MOI JE VEUX UN PAPA « Modolé ! » (traduction en français) « blanc ».
C’est la demande que m’a faite timidement, presque en cachette, ce petit garçon de 7 ans abandonné tout bébé dans un orphelinat de Kinshasa et qui depuis a grandi.
Ils sont très nombreux dans cette situation et à cet âge de 6-10 ans. Malheureusement, les candidatures à l’adoption que nous recevons portent trop souvent sur des enfants de moins de 5 ans voire 0 à 3 ans.
Ces petites filles et petits garçons attendent aussi une famille, ils y ont droit, droit à vivre dans un milieu aimant, droit au confort, droit à l’éducation, droit à un avenir.
Ils ont des ambitions, ils font des rêves : ils veulent être médecin, pasteur, ministre, infirmière, couturière, joueur de foot…
Ils sont beaux, réservés, ils souhaitent une vie d’enfant tout simplement, comme celle de tous les enfants du monde.
Aujourd’hui ils n’ont d’autres horizons que cette misère au quotidien – lever 6 heures, premier et seul repas à 15 heures – conditions d’hygiène déplorables. En traversant la rue, ils suivent un semblant de scolarité dans l’établissement créé à l’initiative du responsable de l’orphelinat.
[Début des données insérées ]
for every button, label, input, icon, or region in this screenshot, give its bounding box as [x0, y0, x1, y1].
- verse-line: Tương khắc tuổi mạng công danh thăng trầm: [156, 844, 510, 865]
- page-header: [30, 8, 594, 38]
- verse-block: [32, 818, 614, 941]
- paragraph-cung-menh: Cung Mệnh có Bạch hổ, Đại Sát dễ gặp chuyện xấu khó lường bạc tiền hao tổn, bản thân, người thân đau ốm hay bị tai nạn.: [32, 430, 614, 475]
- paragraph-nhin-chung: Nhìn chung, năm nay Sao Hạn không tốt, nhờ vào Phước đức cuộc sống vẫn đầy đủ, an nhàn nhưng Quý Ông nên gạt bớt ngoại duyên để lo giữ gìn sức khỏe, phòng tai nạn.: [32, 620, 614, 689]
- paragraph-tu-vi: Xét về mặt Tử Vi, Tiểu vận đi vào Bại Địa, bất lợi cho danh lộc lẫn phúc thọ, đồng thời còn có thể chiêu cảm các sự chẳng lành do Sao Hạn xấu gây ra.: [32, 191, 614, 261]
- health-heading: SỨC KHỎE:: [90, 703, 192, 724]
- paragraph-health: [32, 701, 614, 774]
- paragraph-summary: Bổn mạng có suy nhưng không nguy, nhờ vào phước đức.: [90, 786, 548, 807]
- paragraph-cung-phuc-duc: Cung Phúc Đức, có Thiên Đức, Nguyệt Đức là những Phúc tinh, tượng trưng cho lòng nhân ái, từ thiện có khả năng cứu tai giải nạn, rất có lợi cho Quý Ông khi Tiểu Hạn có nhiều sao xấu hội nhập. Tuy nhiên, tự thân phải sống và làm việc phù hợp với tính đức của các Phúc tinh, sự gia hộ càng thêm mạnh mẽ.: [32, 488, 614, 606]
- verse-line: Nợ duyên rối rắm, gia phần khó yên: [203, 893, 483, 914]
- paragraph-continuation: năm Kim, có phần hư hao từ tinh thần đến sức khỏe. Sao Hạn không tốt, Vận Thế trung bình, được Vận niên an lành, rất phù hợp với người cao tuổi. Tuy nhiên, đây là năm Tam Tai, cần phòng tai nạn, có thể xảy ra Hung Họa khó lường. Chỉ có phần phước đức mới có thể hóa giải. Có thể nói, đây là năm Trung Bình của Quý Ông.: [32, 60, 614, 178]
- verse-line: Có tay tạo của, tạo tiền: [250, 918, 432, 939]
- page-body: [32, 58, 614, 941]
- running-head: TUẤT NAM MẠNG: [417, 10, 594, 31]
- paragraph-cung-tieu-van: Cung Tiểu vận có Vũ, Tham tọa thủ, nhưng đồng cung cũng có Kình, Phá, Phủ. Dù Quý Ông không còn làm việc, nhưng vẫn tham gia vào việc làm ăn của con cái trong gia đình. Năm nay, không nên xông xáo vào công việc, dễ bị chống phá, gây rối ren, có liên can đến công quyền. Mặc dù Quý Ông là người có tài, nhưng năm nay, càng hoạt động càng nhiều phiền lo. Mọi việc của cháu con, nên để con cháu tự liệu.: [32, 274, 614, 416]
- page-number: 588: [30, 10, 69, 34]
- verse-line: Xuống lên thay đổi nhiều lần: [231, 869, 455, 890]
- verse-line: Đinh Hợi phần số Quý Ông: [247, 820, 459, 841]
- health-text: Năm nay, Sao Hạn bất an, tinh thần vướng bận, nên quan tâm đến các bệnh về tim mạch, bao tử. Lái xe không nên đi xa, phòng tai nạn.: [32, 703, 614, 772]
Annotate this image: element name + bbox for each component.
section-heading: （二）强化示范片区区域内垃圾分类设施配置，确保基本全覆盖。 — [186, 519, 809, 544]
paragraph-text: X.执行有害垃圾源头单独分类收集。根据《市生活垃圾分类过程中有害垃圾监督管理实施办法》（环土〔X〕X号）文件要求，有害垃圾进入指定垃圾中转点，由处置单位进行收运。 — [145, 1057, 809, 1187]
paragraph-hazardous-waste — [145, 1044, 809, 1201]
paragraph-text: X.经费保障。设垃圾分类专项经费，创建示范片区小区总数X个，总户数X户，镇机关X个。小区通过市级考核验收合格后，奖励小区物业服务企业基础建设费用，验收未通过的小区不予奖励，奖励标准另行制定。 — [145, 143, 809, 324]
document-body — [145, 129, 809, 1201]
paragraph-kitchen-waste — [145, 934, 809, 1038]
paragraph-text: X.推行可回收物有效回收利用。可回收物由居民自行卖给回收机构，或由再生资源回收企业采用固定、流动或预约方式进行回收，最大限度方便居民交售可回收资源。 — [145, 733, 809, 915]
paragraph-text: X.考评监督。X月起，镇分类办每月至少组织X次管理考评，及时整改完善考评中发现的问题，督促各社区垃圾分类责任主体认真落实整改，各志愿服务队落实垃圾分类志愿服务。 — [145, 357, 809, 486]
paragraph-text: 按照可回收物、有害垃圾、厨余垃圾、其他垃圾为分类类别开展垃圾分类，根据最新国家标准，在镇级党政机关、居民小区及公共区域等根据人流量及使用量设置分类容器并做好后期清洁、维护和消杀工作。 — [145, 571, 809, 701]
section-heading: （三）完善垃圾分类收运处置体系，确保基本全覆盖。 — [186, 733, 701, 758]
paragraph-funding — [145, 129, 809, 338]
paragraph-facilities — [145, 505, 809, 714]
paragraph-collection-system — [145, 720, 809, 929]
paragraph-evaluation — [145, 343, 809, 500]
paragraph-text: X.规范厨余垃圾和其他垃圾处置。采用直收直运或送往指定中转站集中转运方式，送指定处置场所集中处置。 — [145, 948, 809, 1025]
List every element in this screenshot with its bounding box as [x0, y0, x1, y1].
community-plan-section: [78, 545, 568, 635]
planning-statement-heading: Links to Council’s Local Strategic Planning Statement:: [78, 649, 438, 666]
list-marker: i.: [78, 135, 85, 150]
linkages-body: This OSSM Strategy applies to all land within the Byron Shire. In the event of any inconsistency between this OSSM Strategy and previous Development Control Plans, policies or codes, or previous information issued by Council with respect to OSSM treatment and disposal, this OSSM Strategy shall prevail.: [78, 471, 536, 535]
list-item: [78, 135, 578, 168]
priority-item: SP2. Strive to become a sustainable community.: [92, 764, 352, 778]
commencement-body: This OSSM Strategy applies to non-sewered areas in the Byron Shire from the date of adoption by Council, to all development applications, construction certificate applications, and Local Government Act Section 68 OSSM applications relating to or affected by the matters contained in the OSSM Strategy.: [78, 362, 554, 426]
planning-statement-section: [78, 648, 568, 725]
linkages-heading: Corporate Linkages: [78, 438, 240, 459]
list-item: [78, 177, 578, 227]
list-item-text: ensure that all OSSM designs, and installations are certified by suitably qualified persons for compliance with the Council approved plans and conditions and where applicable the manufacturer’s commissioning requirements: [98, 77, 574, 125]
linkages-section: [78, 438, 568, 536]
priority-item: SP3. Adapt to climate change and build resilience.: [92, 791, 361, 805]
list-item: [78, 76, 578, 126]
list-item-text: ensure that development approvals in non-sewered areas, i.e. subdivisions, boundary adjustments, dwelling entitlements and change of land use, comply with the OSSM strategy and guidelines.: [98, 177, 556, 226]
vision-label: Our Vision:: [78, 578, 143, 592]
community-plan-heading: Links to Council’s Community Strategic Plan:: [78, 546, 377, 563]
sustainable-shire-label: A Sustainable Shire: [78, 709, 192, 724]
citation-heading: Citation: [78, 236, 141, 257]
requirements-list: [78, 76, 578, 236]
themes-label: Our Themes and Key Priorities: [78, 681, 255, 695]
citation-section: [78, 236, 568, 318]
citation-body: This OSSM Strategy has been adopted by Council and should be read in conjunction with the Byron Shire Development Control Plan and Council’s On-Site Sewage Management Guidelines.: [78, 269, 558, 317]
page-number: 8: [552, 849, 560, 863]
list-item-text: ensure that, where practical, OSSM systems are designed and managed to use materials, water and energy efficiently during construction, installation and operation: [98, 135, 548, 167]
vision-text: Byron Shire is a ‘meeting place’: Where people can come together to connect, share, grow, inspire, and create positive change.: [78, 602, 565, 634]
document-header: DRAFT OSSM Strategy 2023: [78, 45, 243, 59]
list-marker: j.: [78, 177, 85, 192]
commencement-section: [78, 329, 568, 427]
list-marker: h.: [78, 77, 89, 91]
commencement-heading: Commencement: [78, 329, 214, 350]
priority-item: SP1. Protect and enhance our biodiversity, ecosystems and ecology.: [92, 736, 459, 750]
De retour à l’orphelinat, ils jouent avec peu de choses ou avec rien, tout en prenant soin des plus petits. Leur comportement responsable est touchant.
Lorsque je suis présente dans l’orphelinat, ils savent pourquoi je suis là et pour quels enfants appelés à partir en France.
Les plus hardis me questionnent : « Pourquoi les papas et les mamans blancs ne demandent que des bébés ? »
La réponse, vous le mesurez, est difficile à exprimer et dans leurs yeux passe un voile de résignation et de tristesse. Comme j’aimerais leur donner une bonne nouvelle, en fait celle qu’ils attendent tous en m’accueillant.
Actuellement, dans notre pays, des milliers de candidats à l’adoption sont en attente d’un projet et souvent depuis de longues années. Si leur désir d’enfant est fort, alors il peut sans doute faire évoluer les choix quant à la limite d’âge des enfants souhaités.
Un accompagnement spécifique, avant l’arrivée de l’enfant et au cours des premiers mois après l’accueil, sera proposé à tous les candidats s’orientant vers ces enfants « grands ».
Mon engagement, en ma qualité de Directrice d’Organisme d’Adoption, est de trouver, avec l’équipe qui m’entoure, une famille à tout enfant qui en est privé.
Je m’y emploie chaque jour.
Edith Labaisse Responsable de l’OAA Vivre en Famille.